Saturday, March 14, 2009

 

Marcescence

Richard Wilbur, March:
Beech leaves which might have clung
Parching for six weeks more
Were stripped by last night's gale
Which made so black a roar

And drove the snow-streaks level.
So we see in the glare
Of a sun whose white combustion
Cannot warm the air.

From the edge of the woods, in gusts,
The leaves are scuttled forth
Onto a pasture drifted
Like tundras of the north,

To migrate there in dry
Skitter or fluttered brawl,
Then flock into some hollow
Like this, below the wall,

With veins swept back like feathers
To our prophetic sight,
And bodies of gold shadow
Pecking at sparks of light.
In botanical terminology, the adjective that describes the beech leaves in the opening lines of this poem is marcescent, defined by the Oxford English Dictionary as "Of a part of a plant: withering but not falling off." The corresponding noun is marcescence.

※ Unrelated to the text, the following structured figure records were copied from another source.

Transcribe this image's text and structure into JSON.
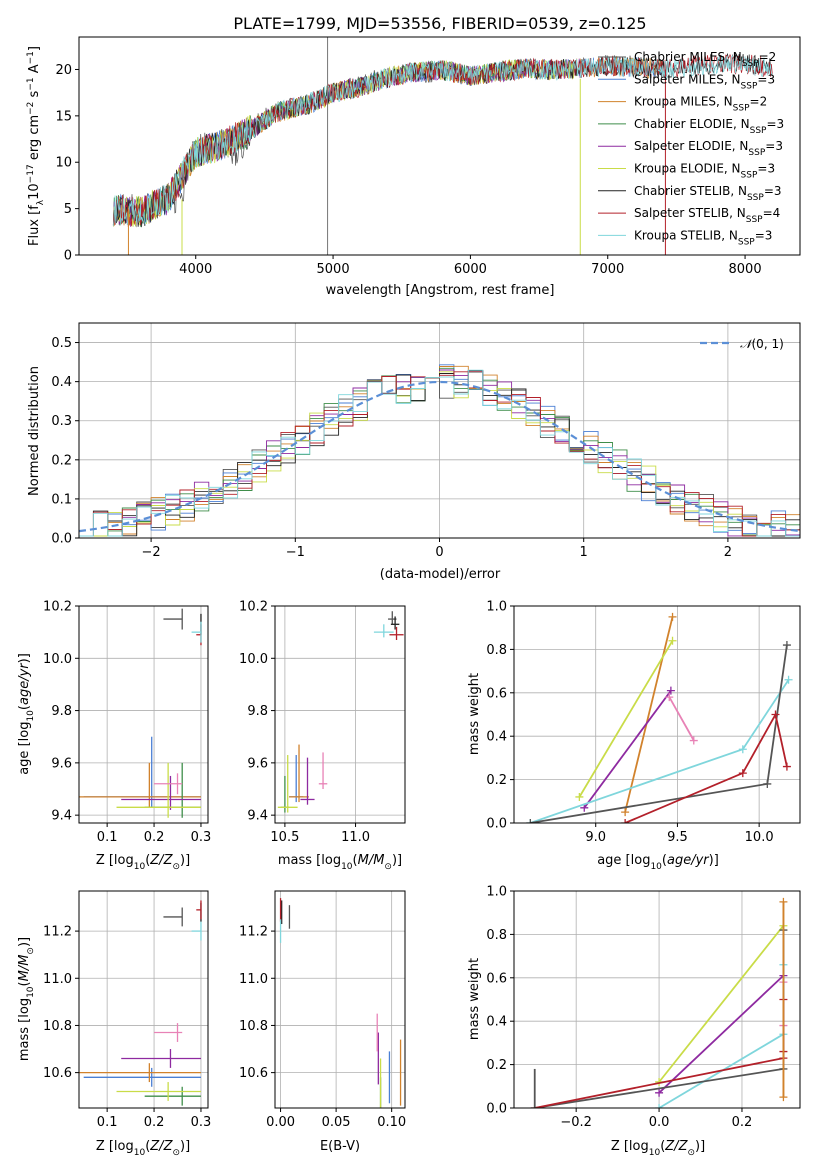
{
  "chart_data": [
    {
      "panel": "spectrum",
      "type": "line",
      "title": "PLATE=1799, MJD=53556, FIBERID=0539, z=0.125",
      "xlabel": "wavelength [Angstrom, rest frame]",
      "ylabel": "Flux [fλ10⁻¹⁷ erg cm⁻² s⁻¹ A⁻¹]",
      "xlim": [
        3150,
        8400
      ],
      "ylim": [
        0,
        23.5
      ],
      "xticks": [
        4000,
        5000,
        6000,
        7000,
        8000
      ],
      "yticks": [
        0,
        5,
        10,
        15,
        20
      ],
      "legend_position": "top-right",
      "series": [
        {
          "name": "Chabrier MILES, N_SSP=2",
          "legend": "Chabrier MILES, N",
          "sub": "SSP",
          "suffix": "=2",
          "color": "#555555",
          "x": [
            3400,
            3500,
            3600,
            3700,
            3800,
            3900,
            4000,
            4100,
            4200,
            4300,
            4400,
            4500,
            4600,
            4700,
            4800,
            4900,
            5000,
            5100,
            5200,
            5300,
            5400,
            5500,
            5600,
            5700,
            5800,
            5900,
            6000,
            6200,
            6400,
            6600,
            6800,
            7000,
            7200,
            7400
          ],
          "y": [
            4.8,
            5.2,
            4.5,
            5.5,
            6.2,
            6.0,
            11.2,
            11.8,
            12.0,
            11.0,
            13.5,
            14.8,
            15.5,
            16.0,
            16.2,
            16.8,
            17.5,
            18.0,
            18.2,
            19.0,
            19.2,
            19.5,
            19.8,
            19.5,
            20.0,
            19.6,
            19.3,
            19.8,
            20.2,
            20.0,
            20.2,
            20.5,
            20.4,
            20.0
          ]
        },
        {
          "name": "Salpeter MILES, N_SSP=3",
          "legend": "Salpeter MILES, N",
          "sub": "SSP",
          "suffix": "=3",
          "color": "#4a7fd4",
          "x": [
            3400,
            3600,
            3800,
            4000,
            4200,
            4400,
            4600,
            4800,
            5000,
            5200,
            5400,
            5600,
            5800,
            6000,
            6200,
            6400,
            6600,
            6800,
            7000,
            7200,
            7400
          ],
          "y": [
            4.9,
            4.6,
            6.1,
            11.0,
            11.9,
            13.4,
            15.4,
            16.1,
            17.4,
            18.1,
            19.1,
            19.7,
            19.9,
            19.3,
            19.7,
            20.1,
            19.9,
            20.1,
            20.4,
            20.3,
            20.0
          ]
        },
        {
          "name": "Kroupa MILES, N_SSP=2",
          "legend": "Kroupa MILES, N",
          "sub": "SSP",
          "suffix": "=2",
          "color": "#d1822c",
          "x": [
            3400,
            3600,
            3800,
            4000,
            4200,
            4400,
            4600,
            4800,
            5000,
            5200,
            5400,
            5600,
            5800,
            6000,
            6200,
            6400,
            6600,
            6800,
            7000,
            7200,
            7400
          ],
          "y": [
            4.8,
            4.6,
            6.0,
            11.0,
            11.8,
            13.5,
            15.4,
            16.1,
            17.5,
            18.1,
            19.1,
            19.7,
            19.9,
            19.3,
            19.7,
            20.1,
            19.9,
            20.1,
            20.4,
            20.3,
            20.0
          ]
        },
        {
          "name": "Chabrier ELODIE, N_SSP=3",
          "legend": "Chabrier ELODIE, N",
          "sub": "SSP",
          "suffix": "=3",
          "color": "#3f8e4a",
          "x": [
            3400,
            3600,
            3800,
            4000,
            4200,
            4400,
            4600,
            4800,
            5000,
            5200,
            5400,
            5600,
            5800,
            6000,
            6200,
            6400,
            6600,
            6800
          ],
          "y": [
            4.9,
            4.6,
            6.1,
            11.1,
            11.9,
            13.4,
            15.5,
            16.2,
            17.5,
            18.1,
            19.1,
            19.8,
            19.9,
            19.3,
            19.8,
            20.1,
            20.0,
            20.1
          ]
        },
        {
          "name": "Salpeter ELODIE, N_SSP=3",
          "legend": "Salpeter ELODIE, N",
          "sub": "SSP",
          "suffix": "=3",
          "color": "#8e2aa0",
          "x": [
            3400,
            3600,
            3800,
            4000,
            4200,
            4400,
            4600,
            4800,
            5000,
            5200,
            5400,
            5600,
            5800,
            6000,
            6200,
            6400,
            6600,
            6800
          ],
          "y": [
            4.9,
            4.6,
            6.1,
            11.0,
            11.9,
            13.5,
            15.4,
            16.1,
            17.5,
            18.2,
            19.1,
            19.7,
            19.9,
            19.4,
            19.7,
            20.1,
            20.0,
            20.1
          ]
        },
        {
          "name": "Kroupa ELODIE, N_SSP=3",
          "legend": "Kroupa ELODIE, N",
          "sub": "SSP",
          "suffix": "=3",
          "color": "#c9dc48",
          "x": [
            3400,
            3600,
            3800,
            4000,
            4200,
            4400,
            4600,
            4800,
            5000,
            5200,
            5400,
            5600,
            5800,
            6000,
            6200,
            6400,
            6600,
            6800
          ],
          "y": [
            4.8,
            4.7,
            6.2,
            11.1,
            11.8,
            13.5,
            15.5,
            16.1,
            17.4,
            18.1,
            19.2,
            19.7,
            19.9,
            19.3,
            19.8,
            20.2,
            19.9,
            20.2
          ]
        },
        {
          "name": "Chabrier STELIB, N_SSP=3",
          "legend": "Chabrier STELIB, N",
          "sub": "SSP",
          "suffix": "=3",
          "color": "#222222",
          "x": [
            3400,
            3600,
            3800,
            4000,
            4200,
            4400,
            4600,
            4800,
            5000,
            5200,
            5400,
            5600,
            5800,
            6000,
            6200,
            6400,
            6600,
            6800,
            7000,
            7200,
            7400,
            7600,
            7800,
            8000,
            8200
          ],
          "y": [
            4.9,
            4.6,
            6.1,
            11.1,
            11.9,
            13.4,
            15.4,
            16.1,
            17.5,
            18.1,
            19.1,
            19.8,
            19.9,
            19.3,
            19.8,
            20.1,
            20.0,
            20.1,
            20.4,
            20.3,
            20.0,
            20.3,
            20.6,
            20.6,
            20.1
          ]
        },
        {
          "name": "Salpeter STELIB, N_SSP=4",
          "legend": "Salpeter STELIB, N",
          "sub": "SSP",
          "suffix": "=4",
          "color": "#b3202a",
          "x": [
            3400,
            3600,
            3800,
            4000,
            4200,
            4400,
            4600,
            4800,
            5000,
            5200,
            5400,
            5600,
            5800,
            6000,
            6200,
            6400,
            6600,
            6800,
            7000,
            7200,
            7400,
            7600,
            7800,
            8000,
            8200
          ],
          "y": [
            4.9,
            4.6,
            6.1,
            11.0,
            11.9,
            13.5,
            15.5,
            16.1,
            17.5,
            18.1,
            19.1,
            19.7,
            19.9,
            19.3,
            19.7,
            20.1,
            20.0,
            20.1,
            20.4,
            20.3,
            20.0,
            20.3,
            20.6,
            20.6,
            20.1
          ]
        },
        {
          "name": "Kroupa STELIB, N_SSP=3",
          "legend": "Kroupa STELIB, N",
          "sub": "SSP",
          "suffix": "=3",
          "color": "#7fd6dc",
          "x": [
            3400,
            3600,
            3800,
            4000,
            4200,
            4400,
            4600,
            4800,
            5000,
            5200,
            5400,
            5600,
            5800,
            6000,
            6200,
            6400,
            6600,
            6800,
            7000,
            7200,
            7400,
            7600,
            7800,
            8000,
            8200
          ],
          "y": [
            4.8,
            4.7,
            6.2,
            11.1,
            11.9,
            13.4,
            15.4,
            16.2,
            17.5,
            18.1,
            19.2,
            19.8,
            19.9,
            19.3,
            19.7,
            20.1,
            19.9,
            20.1,
            20.4,
            20.2,
            20.0,
            20.3,
            20.6,
            20.5,
            20.1
          ]
        }
      ]
    },
    {
      "panel": "residuals",
      "type": "line",
      "xlabel": "(data-model)/error",
      "ylabel": "Normed distribution",
      "xlim": [
        -2.5,
        2.5
      ],
      "ylim": [
        0,
        0.55
      ],
      "xticks": [
        -2,
        -1,
        0,
        1,
        2
      ],
      "yticks": [
        0.0,
        0.1,
        0.2,
        0.3,
        0.4,
        0.5
      ],
      "legend": "𝒩(0, 1)",
      "reference": {
        "name": "N(0,1)",
        "color": "#5b8fd6",
        "mean": 0,
        "sigma": 1
      }
    },
    {
      "panel": "age-Z",
      "type": "scatter",
      "xlabel": "Z [log10(Z/Z⊙)]",
      "ylabel": "age [log10(age/yr)]",
      "xlim": [
        0.04,
        0.315
      ],
      "ylim": [
        9.37,
        10.2
      ],
      "xticks": [
        0.1,
        0.2,
        0.3
      ],
      "yticks": [
        9.4,
        9.6,
        9.8,
        10.0,
        10.2
      ]
    },
    {
      "panel": "age-mass",
      "type": "scatter",
      "xlabel": "mass [log10(M/M⊙)]",
      "xlim": [
        10.43,
        11.35
      ],
      "ylim": [
        9.37,
        10.2
      ],
      "xticks": [
        10.5,
        11.0
      ],
      "yticks": [
        9.4,
        9.6,
        9.8,
        10.0,
        10.2
      ]
    },
    {
      "panel": "weight-age",
      "type": "line",
      "xlabel": "age [log10(age/yr)]",
      "ylabel": "mass weight",
      "xlim": [
        8.5,
        10.25
      ],
      "ylim": [
        0,
        1.0
      ],
      "xticks": [
        9.0,
        9.5,
        10.0
      ],
      "yticks": [
        0.0,
        0.2,
        0.4,
        0.6,
        0.8,
        1.0
      ]
    },
    {
      "panel": "mass-Z",
      "type": "scatter",
      "xlabel": "Z [log10(Z/Z⊙)]",
      "ylabel": "mass [log10(M/M⊙)]",
      "xlim": [
        0.04,
        0.315
      ],
      "ylim": [
        10.45,
        11.37
      ],
      "xticks": [
        0.1,
        0.2,
        0.3
      ],
      "yticks": [
        10.6,
        10.8,
        11.0,
        11.2
      ]
    },
    {
      "panel": "mass-ebv",
      "type": "scatter",
      "xlabel": "E(B-V)",
      "xlim": [
        -0.005,
        0.112
      ],
      "ylim": [
        10.45,
        11.37
      ],
      "xticks": [
        0.0,
        0.05,
        0.1
      ],
      "yticks": [
        10.6,
        10.8,
        11.0,
        11.2
      ]
    },
    {
      "panel": "weight-Z",
      "type": "line",
      "xlabel": "Z [log10(Z/Z⊙)]",
      "ylabel": "mass weight",
      "xlim": [
        -0.35,
        0.34
      ],
      "ylim": [
        0,
        1.0
      ],
      "xticks": [
        -0.2,
        0.0,
        0.2
      ],
      "yticks": [
        0.0,
        0.2,
        0.4,
        0.6,
        0.8,
        1.0
      ]
    }
  ],
  "sps_points": [
    {
      "model": "Chabrier MILES",
      "color": "#555555",
      "Z": [
        0.22,
        0.26
      ],
      "age": [
        10.15,
        10.15
      ],
      "mass": [
        11.26,
        11.26
      ],
      "ebv": 0.008
    },
    {
      "model": "Salpeter MILES",
      "color": "#4a7fd4",
      "Z": [
        0.05,
        0.3
      ],
      "age": [
        9.47,
        9.7
      ],
      "mass": [
        10.58,
        10.58
      ],
      "ebv": 0.098
    },
    {
      "model": "Kroupa MILES",
      "color": "#d1822c",
      "Z": [
        0.04,
        0.3
      ],
      "age": [
        9.47,
        9.6
      ],
      "mass": [
        10.6,
        10.6
      ],
      "ebv": 0.108
    },
    {
      "model": "Chabrier ELODIE",
      "color": "#3f8e4a",
      "Z": [
        0.18,
        0.3
      ],
      "age": [
        9.43,
        9.6
      ],
      "mass": [
        10.5,
        10.5
      ],
      "ebv": 0.09
    },
    {
      "model": "Salpeter ELODIE",
      "color": "#8e2aa0",
      "Z": [
        0.13,
        0.3
      ],
      "age": [
        9.46,
        9.55
      ],
      "mass": [
        10.66,
        10.66
      ],
      "ebv": 0.088
    },
    {
      "model": "Kroupa ELODIE",
      "color": "#c9dc48",
      "Z": [
        0.12,
        0.3
      ],
      "age": [
        9.43,
        9.6
      ],
      "mass": [
        10.52,
        10.52
      ],
      "ebv": 0.09
    },
    {
      "model": "Chabrier STELIB",
      "color": "#222222",
      "Z": [
        0.3,
        0.3
      ],
      "age": [
        10.13,
        10.13
      ],
      "mass": [
        11.28,
        11.28
      ],
      "ebv": 0.001
    },
    {
      "model": "Salpeter STELIB",
      "color": "#b3202a",
      "Z": [
        0.29,
        0.3
      ],
      "age": [
        10.09,
        10.09
      ],
      "mass": [
        11.29,
        11.29
      ],
      "ebv": 0.0
    },
    {
      "model": "Kroupa STELIB",
      "color": "#7fd6dc",
      "Z": [
        0.28,
        0.3
      ],
      "age": [
        10.1,
        10.1
      ],
      "mass": [
        11.2,
        11.2
      ],
      "ebv": 0.0
    },
    {
      "model": "pink",
      "color": "#e882b6",
      "Z": [
        0.2,
        0.26
      ],
      "age": [
        9.52,
        9.52
      ],
      "mass": [
        10.77,
        10.77
      ],
      "ebv": 0.087
    }
  ],
  "weight_lines": [
    {
      "color": "#d1822c",
      "age": [
        9.18,
        9.47
      ],
      "Z": [
        0.3,
        0.3
      ],
      "w": [
        0.05,
        0.95
      ]
    },
    {
      "color": "#c9dc48",
      "age": [
        8.9,
        9.47
      ],
      "Z": [
        0.0,
        0.3
      ],
      "w": [
        0.12,
        0.84
      ]
    },
    {
      "color": "#8e2aa0",
      "age": [
        8.93,
        9.46
      ],
      "Z": [
        0.0,
        0.3
      ],
      "w": [
        0.07,
        0.61
      ]
    },
    {
      "color": "#e882b6",
      "age": [
        9.45,
        9.6
      ],
      "Z": [
        0.3,
        0.3
      ],
      "w": [
        0.58,
        0.38
      ]
    },
    {
      "color": "#7fd6dc",
      "age": [
        8.6,
        9.9,
        10.18
      ],
      "Z": [
        0.0,
        0.3,
        0.3
      ],
      "w": [
        0.0,
        0.34,
        0.66
      ]
    },
    {
      "color": "#555555",
      "age": [
        8.6,
        10.05,
        10.17
      ],
      "Z": [
        -0.3,
        0.3,
        0.3
      ],
      "w": [
        0.0,
        0.18,
        0.82
      ]
    },
    {
      "color": "#b3202a",
      "age": [
        9.18,
        9.9,
        10.1,
        10.17
      ],
      "Z": [
        -0.3,
        0.3,
        0.3,
        0.3
      ],
      "w": [
        0.0,
        0.23,
        0.5,
        0.26
      ]
    }
  ]
}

See Gale Lawrence, A Field Guide to the Familiar (1984; rpt. Hanover: University Press of New England, 1998), p. 76:
You can also recognize a beech tree from a distance because of its tendency to hang onto some of its leaves through winter. Most deciduous trees completely separate themselves from their old leaves by forming a layer of wound cork—called an abscission layer—where the leaves had been attached. The leaves then fall of their own weight or are knocked off by rain and wind. Oaks and beeches don't form complete abscission layers, so some of their dead leaves hang on until next year's leaves push them off. Winter beech leaves are papery, light tan, and sound like wind chimes in gentle breezes. Oak leaves, in contrast, are thick, darker brown, and sound merely like rustling leaves.
Robert Frost also mentions the same phenomenon in the second stanza of his poem Reluctance:
The leaves are all dead on the ground,
Save those that the oak is keeping
To ravel them one by one
And let them go scraping and creeping
Out over the crusted snow,
When others are sleeping.
In the final stanza of March, Wilbur probably alludes to the ancient Roman practice of divination by observation of the pecking of sacred chickens as they eat grain. See Jerzy Linderski, in Imperium Sine Fine: T. Robert S. Broughton and the Roman Republic (Stuttgart: Franz Steiner, 1996), p. 180 and note 140 on pp. 180-181:
The commanders in the field employed before battles the auspicia pullaria, divination from the eating behavior of sacred chickens, the pulli. The pullarius, the keeper of pulli, was a constant and ubiquitous attendant of the magistrate; and on imperial reliefs there appear occasionally representations of the pulli, pecking on the ground, or kept in the cage, the cavea.140

140 On the pulli and the pullarii, see esp. Cic., De Div. 2.71-74 (and the commentary ad loc. by A.S. Pease, M. Tulli Ciceronis De Divinatione Libri Duo [Urbana 1920-23, reprint Darmstadt 1963]); Livy 10.40; 41.18.14; Dion. Hal., Ant. Rom. 2.6.2. Two pulli, feeding, are represented on a third century bronze ingot, RRC 1.133, no 12, but they are perhaps connected with the Dioscuri (Crawford, RRC 2.718, n. 2). On the altar from the vicus Sandalarius, the new augur Lucius Caesar holds lituus, and a pullus at his feet is pecking at something, thus denoting the tripudium (I. Scott Ryberg, Rites of the State Religion in Roman Art [= Memoirs of the American Acedemy in Rome 22, Rome 1955] 60-61, and pl. XVI, fig. 31). For further references, see Zwierlein-Diehl, "Simpuvium" (above, n. 118) 409-413 (and pl. 79, 3-4). For a military pullarius, and the image of the pulli in a cage, see A. von Domaszewski, Die Fahnen im römischen Heere (= Abhandlungen des Archäologisch-Epigraphischen Seminars der Universität Wien, Heft V, 1885) 31-32.